Enfatizzare poi il fatto che l’Islam politico non è riuscito finora a realizzare i propri obiettivi, non ne certifica in alcun modo il decesso. I fallimenti in cui è incorso durante e dopo la Primavera Araba – in termini di capacità di governo (Egitto) o per non essere riuscito a provocare i cambiamenti di regime auspicati (Siria), a conquistare l’esclusività del potere (Tunisia, Libia) o a mantenere i territori conquistati (ISIS in Siria e Iraq) – sono parte di quel cammino verso il Califfato che i Fratelli Musulmani e i gruppi jihadisti sanno essere lungo e irto di ostacoli, con cadute e momenti sfavorevoli, ma anche risorgimenti e occasioni propizie di cui restano pronti, pazientemente, ad approfittare.

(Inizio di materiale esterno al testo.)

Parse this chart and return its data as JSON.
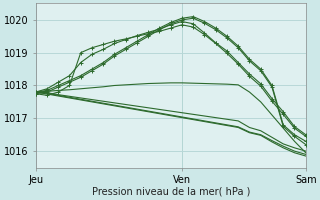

Di ciò è ben consapevole il Segretario Generale della Lega Musulmana Mondiale Muhammad Al Issa, intervenuto al Meeting di Rimini subito dopo Olivier Roy. Già Ministro della Giustizia in Arabia Saudita, Al Issa provenie da una regione – quella del Golfo – i cui paesi hanno subito la nefasta influenza dell’Islam politico dei Fratelli Musulmani. Il conflitto che vede oggi contrapporsi il Quartetto anti-terrorismo, composto Arabia Saudita, Emirati Arabi Uniti, Bahrein ed Egitto, e il Qatar, rappresenta appunto il tentativo del mondo arabo di liberarsi una volta per tutte dell’idra della Fratellanza. Un’idra che resterà in vita e sempre in agguato finché ci saranno stati canaglia guidati da leadership islamiste a supportarla, insieme a intellettuali e accademici occidentali che, consapevolmente o meno, le danno linfa vitale nel momento in cui ne dichiarano la morte.”